Title
AWS re:Invent 2022 - Building resilient multi-site workloads using AWS global services (SUP401)
Summary
- Presenters: Mike Hagen (Principal Technologist), James Aitken (Senior Software Development Manager), Ryan Schroeder (Site Reliability Engineer at Netflix).
- Key Topics: Fault isolation, static stability, AWS global services, best practices for multi-site resilience, AWS Health Service, Netflix case study.
- Fault Isolation: AWS spans 30 geographic regions with multiple AZs, designed to prevent correlated failures.
- Static Stability: Systems should operate normally even with impaired dependencies, achieved by eliminating circular dependencies, pre-provisioning capacity, maintaining existing state, and eliminating synchronous interaction.
- AWS Services: Categorized into zonal, regional, and global services, with a focus on understanding control plane and data plane separation.
- Global Services: Avoid control plane actions in recovery paths, rely on data planes for recovery, pre-provision resources, and understand what will and won't work during control plane impairments.
- AWS Health: Provides notifications about AWS events impacting workloads, supports observability best practices, and offers a highly available API endpoint.

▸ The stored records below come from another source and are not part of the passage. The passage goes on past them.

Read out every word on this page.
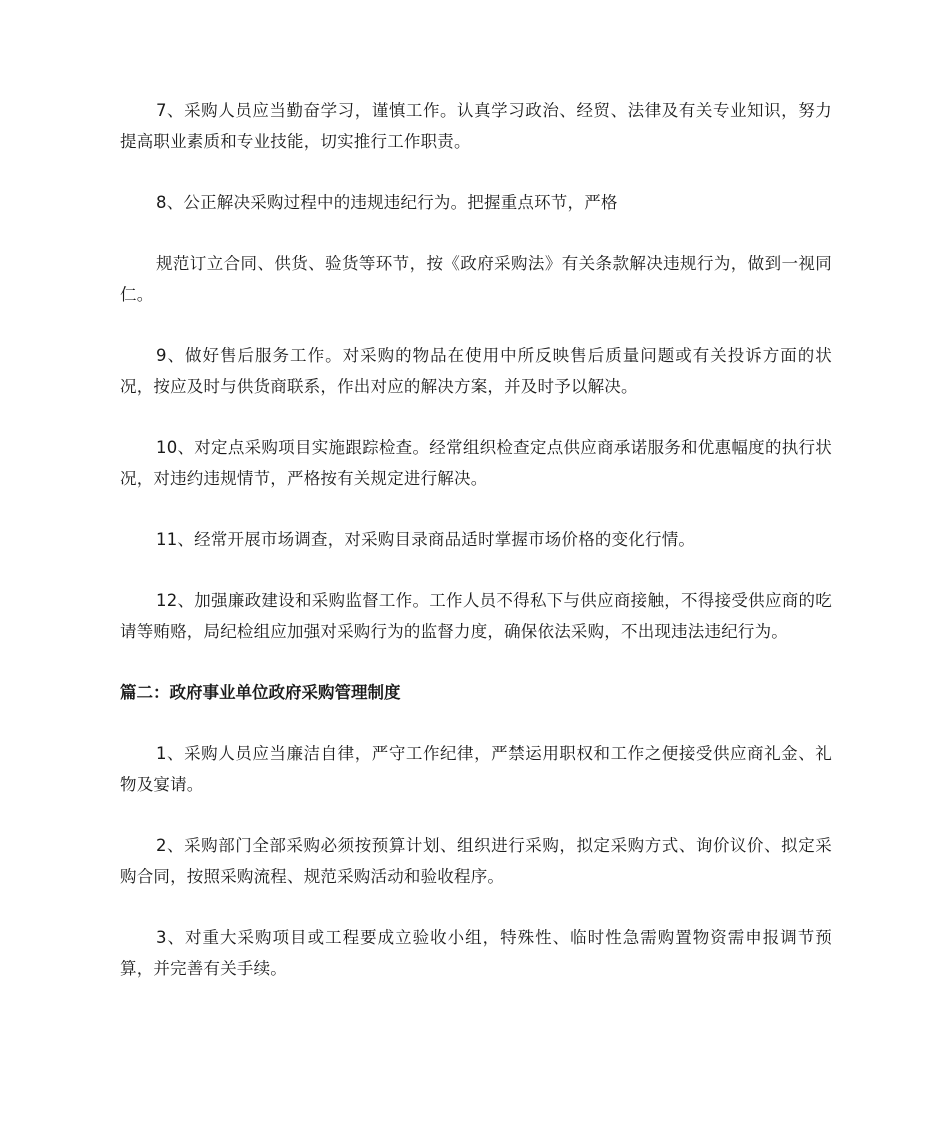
7、采购人员应当勤奋学习，谨慎工作。认真学习政治、经贸、法律及有关专业知识，努力提高职业素质和专业技能，切实推行工作职责。

8、公正解决采购过程中的违规违纪行为。把握重点环节，严格

规范订立合同、供货、验货等环节，按《政府采购法》有关条款解决违规行为，做到一视同仁。

9、做好售后服务工作。对采购的物品在使用中所反映售后质量问题或有关投诉方面的状况，按应及时与供货商联系，作出对应的解决方案，并及时予以解决。

10、对定点采购项目实施跟踪检查。经常组织检查定点供应商承诺服务和优惠幅度的执行状况，对违约违规情节，严格按有关规定进行解决。

11、经常开展市场调查，对采购目录商品适时掌握市场价格的变化行情。

12、加强廉政建设和采购监督工作。工作人员不得私下与供应商接触，不得接受供应商的吃请等贿赂，局纪检组应加强对采购行为的监督力度，确保依法采购，不出现违法违纪行为。

篇二：政府事业单位政府采购管理制度

1、采购人员应当廉洁自律，严守工作纪律，严禁运用职权和工作之便接受供应商礼金、礼物及宴请。

2、采购部门全部采购必须按预算计划、组织进行采购，拟定采购方式、询价议价、拟定采购合同，按照采购流程、规范采购活动和验收程序。

3、对重大采购项目或工程要成立验收小组，特殊性、临时性急需购置物资需申报调节预算，并完善有关手续。
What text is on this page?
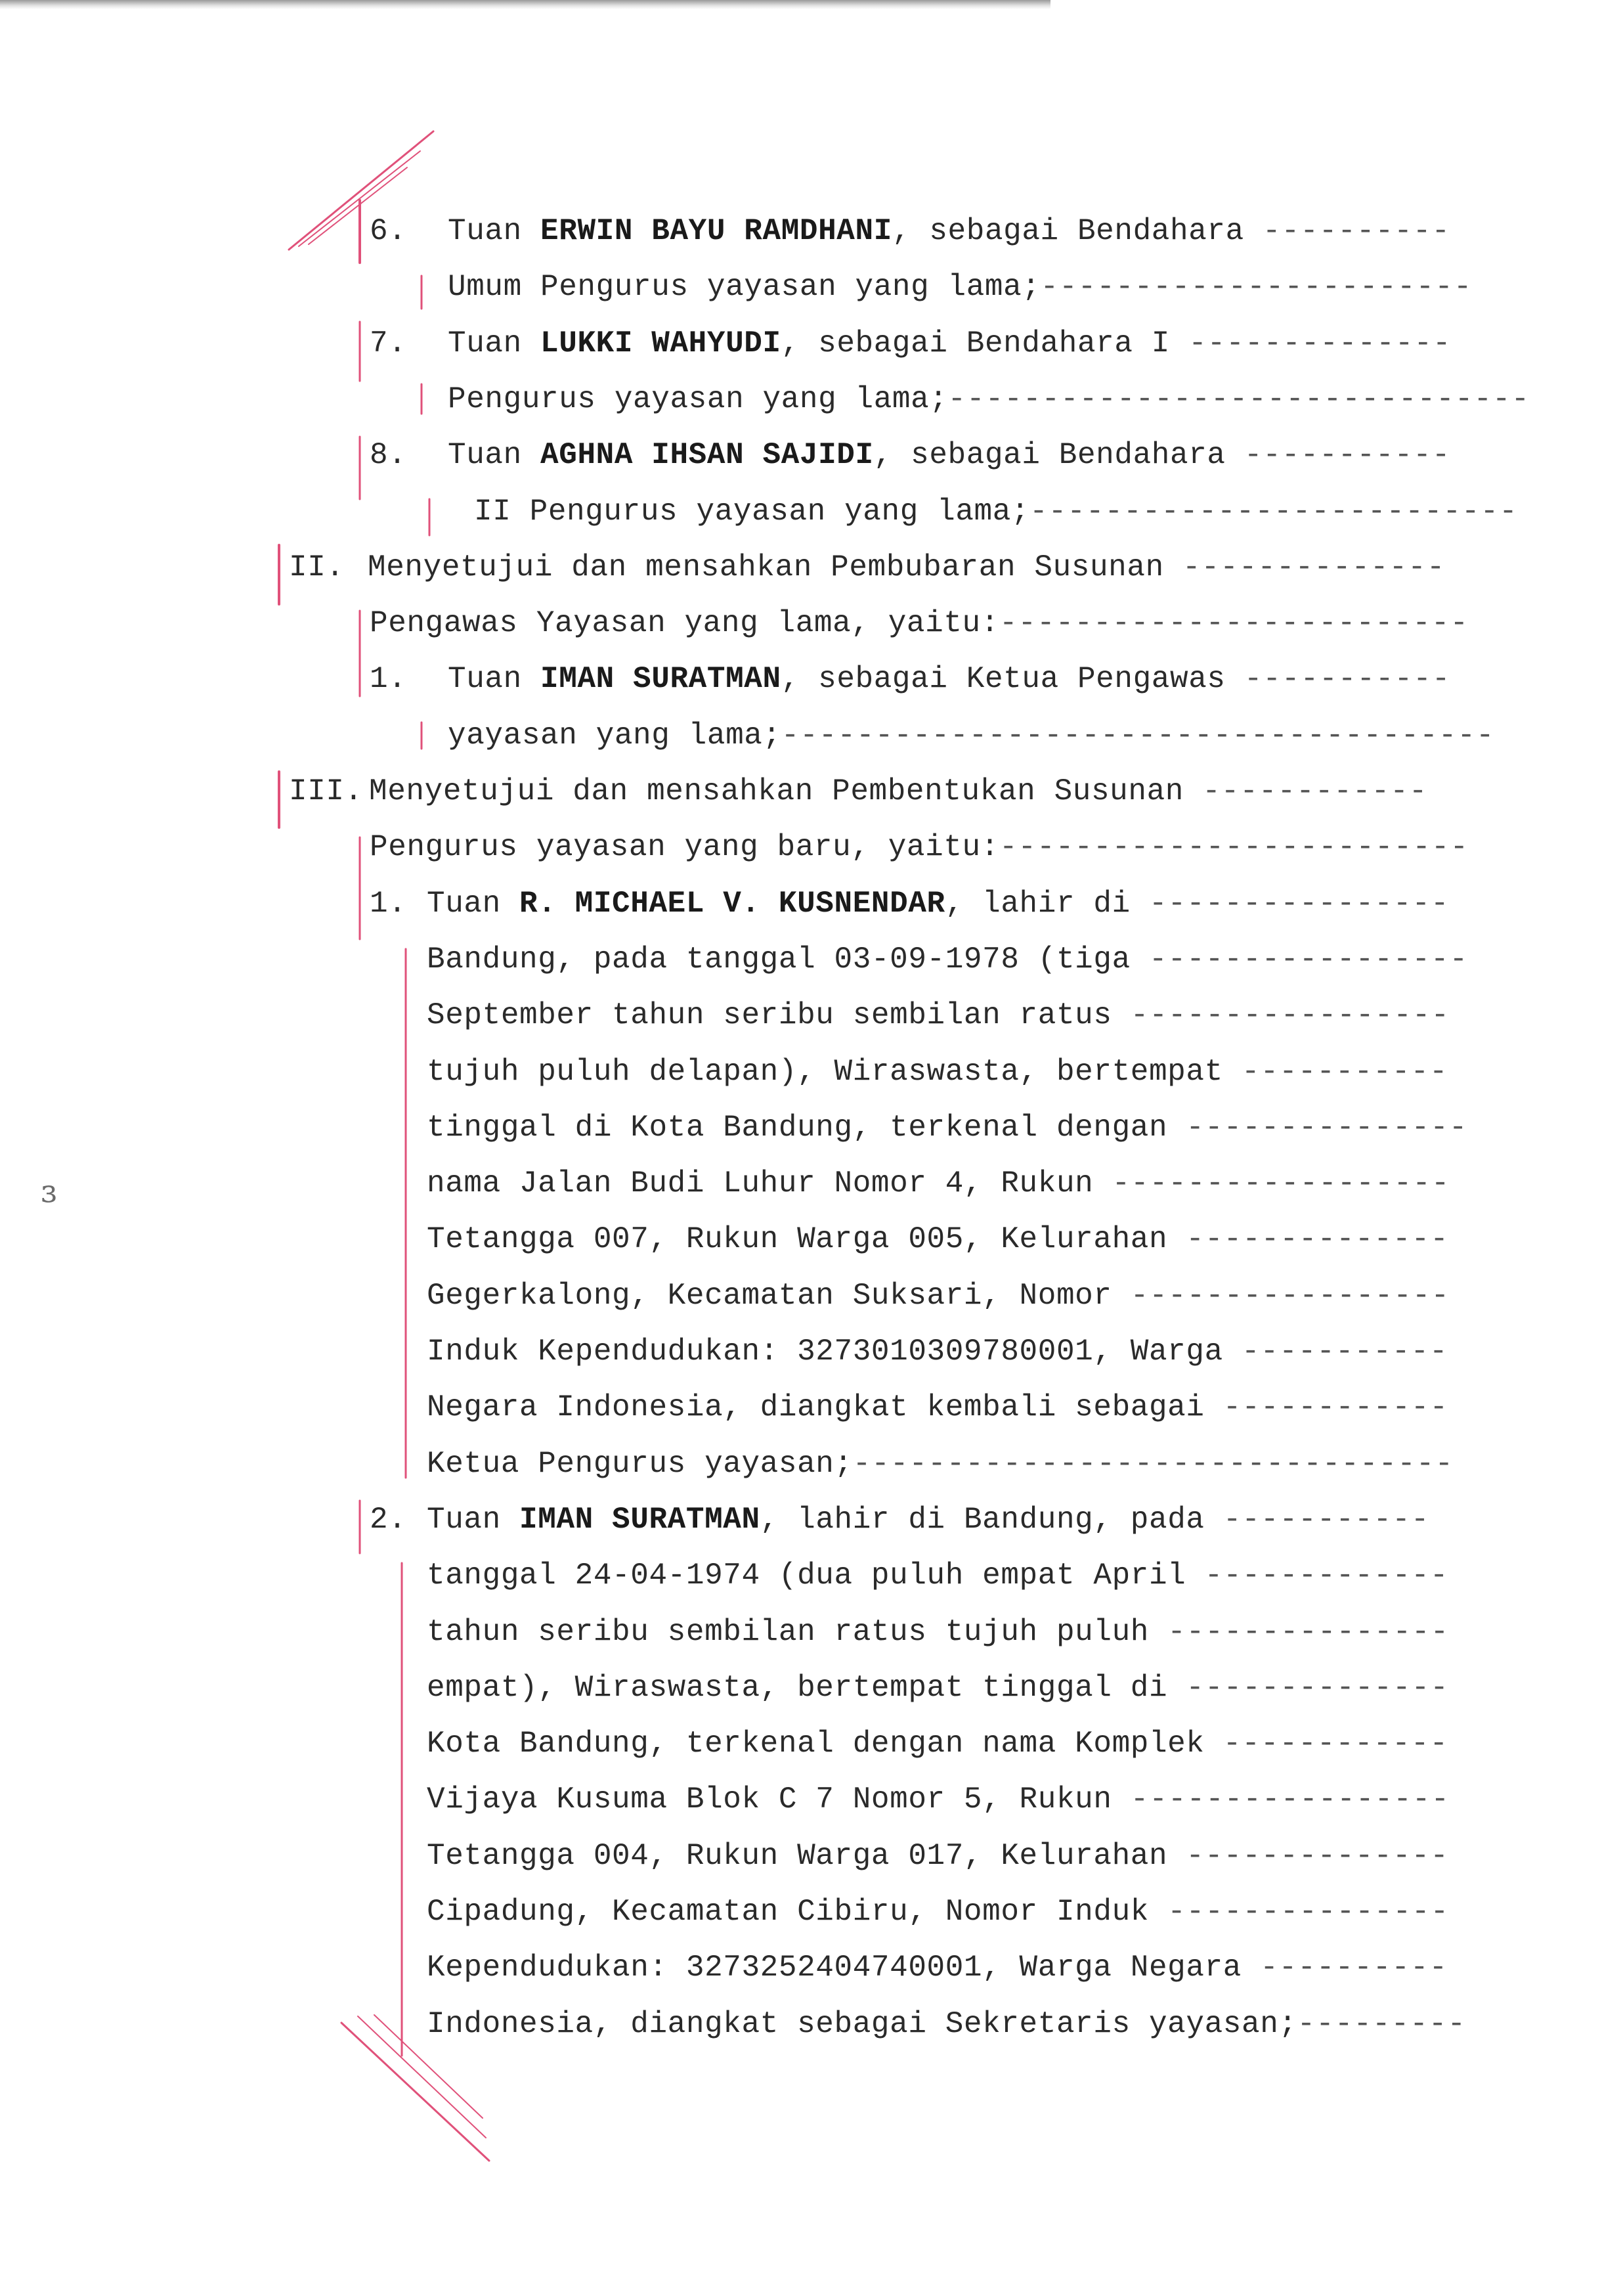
ɜ
6. Tuan ERWIN BAYU RAMDHANI, sebagai Bendahara ----------
Umum Pengurus yayasan yang lama;-----------------------
7. Tuan LUKKI WAHYUDI, sebagai Bendahara I --------------
Pengurus yayasan yang lama;-------------------------------
8. Tuan AGHNA IHSAN SAJIDI, sebagai Bendahara -----------
II Pengurus yayasan yang lama;--------------------------
II. Menyetujui dan mensahkan Pembubaran Susunan --------------
Pengawas Yayasan yang lama, yaitu:-------------------------
1. Tuan IMAN SURATMAN, sebagai Ketua Pengawas -----------
yayasan yang lama;--------------------------------------
III. Menyetujui dan mensahkan Pembentukan Susunan ------------
Pengurus yayasan yang baru, yaitu:-------------------------
1. Tuan R. MICHAEL V. KUSNENDAR, lahir di ----------------
Bandung, pada tanggal 03-09-1978 (tiga -----------------
September tahun seribu sembilan ratus -----------------
tujuh puluh delapan), Wiraswasta, bertempat -----------
tinggal di Kota Bandung, terkenal dengan ---------------
nama Jalan Budi Luhur Nomor 4, Rukun ------------------
Tetangga 007, Rukun Warga 005, Kelurahan --------------
Gegerkalong, Kecamatan Suksari, Nomor -----------------
Induk Kependudukan: 3273010309780001, Warga -----------
Negara Indonesia, diangkat kembali sebagai ------------
Ketua Pengurus yayasan;--------------------------------
2. Tuan IMAN SURATMAN, lahir di Bandung, pada -----------
tanggal 24-04-1974 (dua puluh empat April -------------
tahun seribu sembilan ratus tujuh puluh ---------------
empat), Wiraswasta, bertempat tinggal di --------------
Kota Bandung, terkenal dengan nama Komplek ------------
Vijaya Kusuma Blok C 7 Nomor 5, Rukun -----------------
Tetangga 004, Rukun Warga 017, Kelurahan --------------
Cipadung, Kecamatan Cibiru, Nomor Induk ---------------
Kependudukan: 3273252404740001, Warga Negara ----------
Indonesia, diangkat sebagai Sekretaris yayasan;---------
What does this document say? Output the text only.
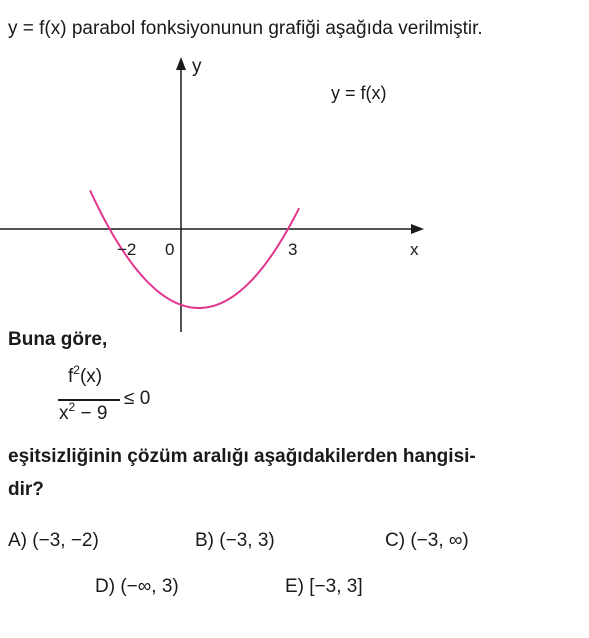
y = f(x) parabol fonksiyonunun grafiği aşağıda verilmiştir.
y
x
−2 0	3
y = f(x)
Buna göre,
$f^2(x)$
$x^2 - 9$
≤ 0
eşitsizliğinin çözüm aralığı aşağıdakilerden hangisi-
dir?
A) (−3, −2)	B) (−3, 3)	C) (−3, ∞)
D) (−∞, 3)	E) [−3, 3]
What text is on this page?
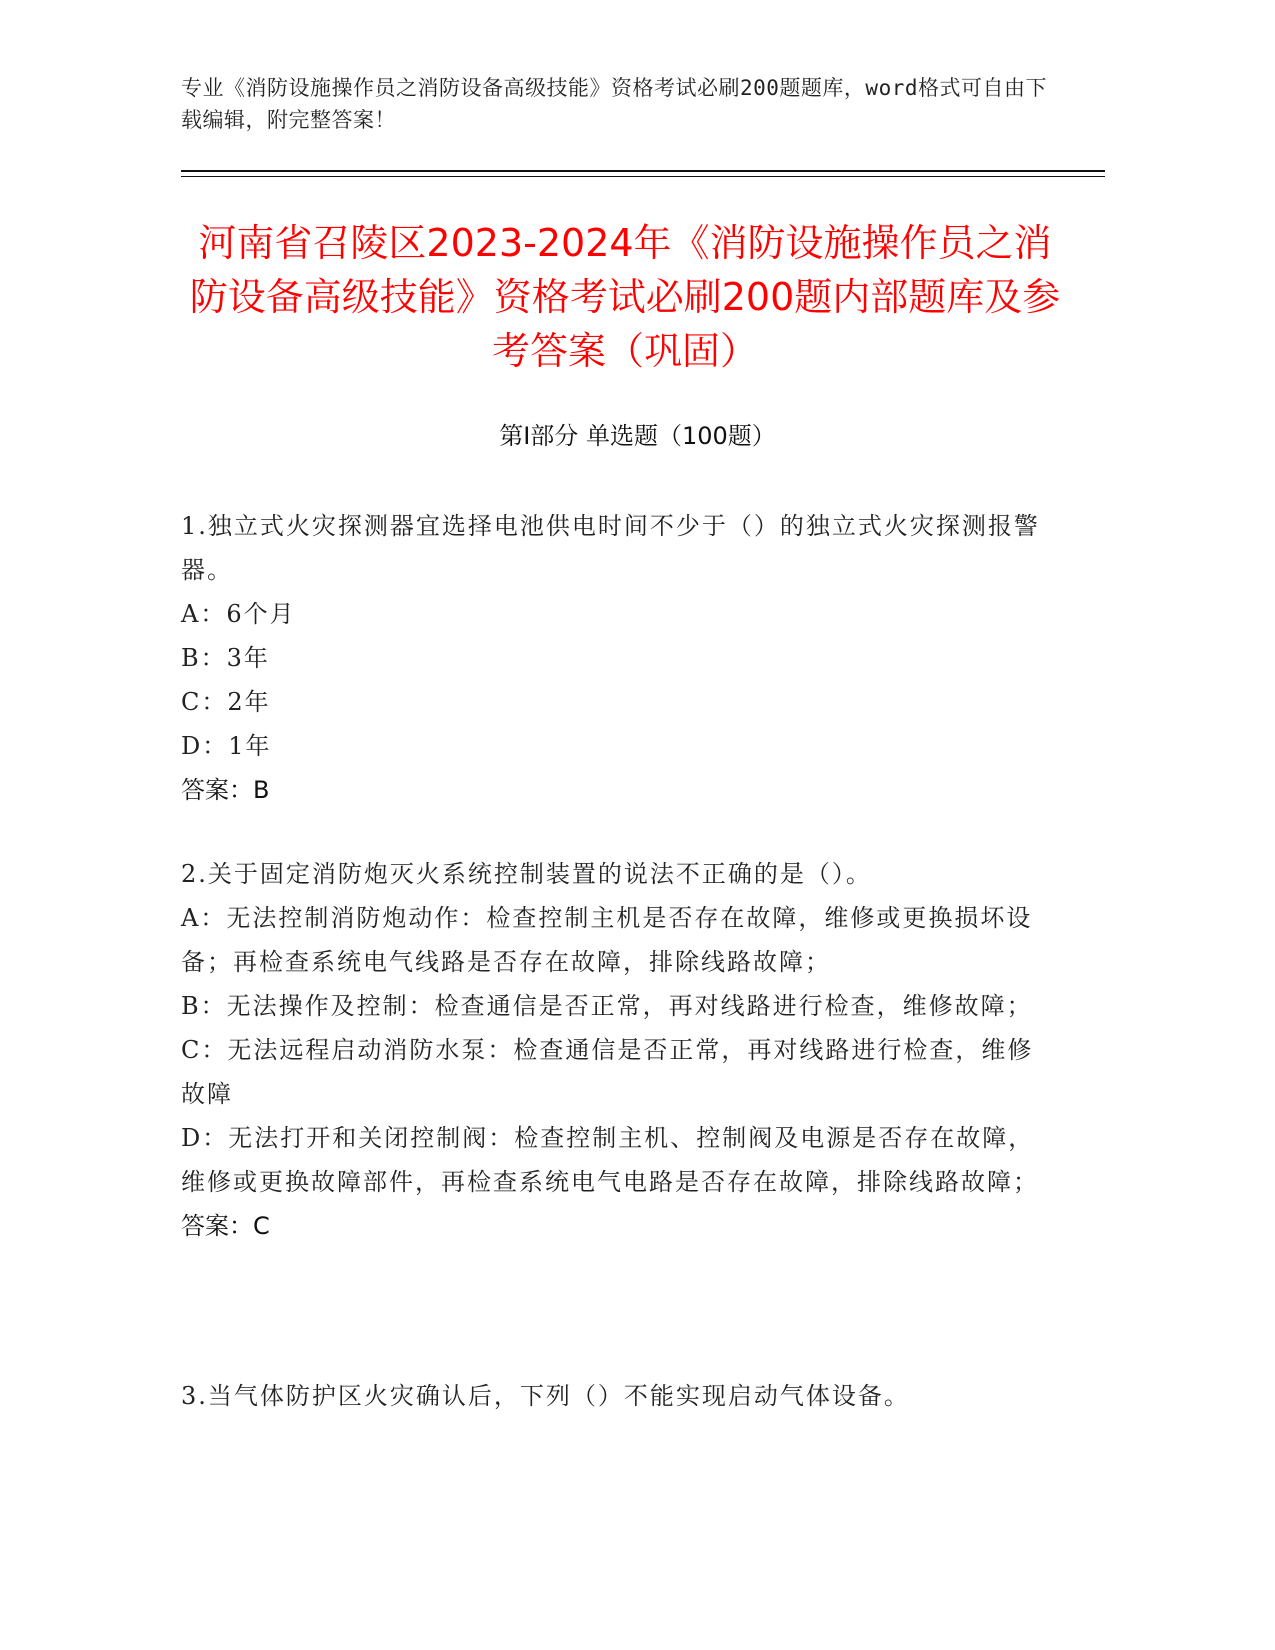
专业《消防设施操作员之消防设备高级技能》资格考试必刷200题题库，word格式可自由下载编辑，附完整答案！
河南省召陵区2023-2024年《消防设施操作员之消防设备高级技能》资格考试必刷200题内部题库及参考答案（巩固）
第Ⅰ部分 单选题（100题）

1.独立式火灾探测器宜选择电池供电时间不少于（）的独立式火灾探测报警器。

A：6个月

B：3年

C：2年

D：1年

答案：B

2.关于固定消防炮灭火系统控制装置的说法不正确的是（）。

A：无法控制消防炮动作：检查控制主机是否存在故障，维修或更换损坏设备；再检查系统电气线路是否存在故障，排除线路故障；

B：无法操作及控制：检查通信是否正常，再对线路进行检查，维修故障；

C：无法远程启动消防水泵：检查通信是否正常，再对线路进行检查，维修故障

D：无法打开和关闭控制阀：检查控制主机、控制阀及电源是否存在故障，维修或更换故障部件，再检查系统电气电路是否存在故障，排除线路故障；

答案：C

3.当气体防护区火灾确认后，下列（）不能实现启动气体设备。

- Netflix Case Study: Demonstrates a multi-region active-active architecture, reliance on AWS Health API, key metrics for service health, regular failover exercises, and internal operations adapted to support impact mitigation strategy.
Insights
- Fault Isolation Boundaries: AWS's design of regions and AZs is critical for building resilient systems that can withstand localized failures without affecting the entire workload.
- Static Stability Importance: The concept of static stability is essential for ensuring that systems are not overly dependent on any single service or component, which can be a single point of failure.
- Global Services Architecture: Understanding the architecture of global services, particularly the separation of control and data planes, is crucial for designing resilient and scalable applications.
- Best Practices for Recovery: The best practice of avoiding control plane actions during recovery is a key insight for maintaining uptime during potential global service impairments.
- AWS Health Integration: The integration of AWS Health into operational practices is a proactive measure to detect and respond to AWS-related issues, enhancing overall system resilience.
- Netflix's Resilience Strategy: Netflix's approach to resilience, including active-active deployment, data replication, and regular failover exercises, provides a practical example of how to implement the concepts discussed in the session.
- Operational Readiness: The importance of operational readiness and regular testing of failover mechanisms is highlighted by Netflix's example, showing that resilience is as much about people and processes as it is about technology.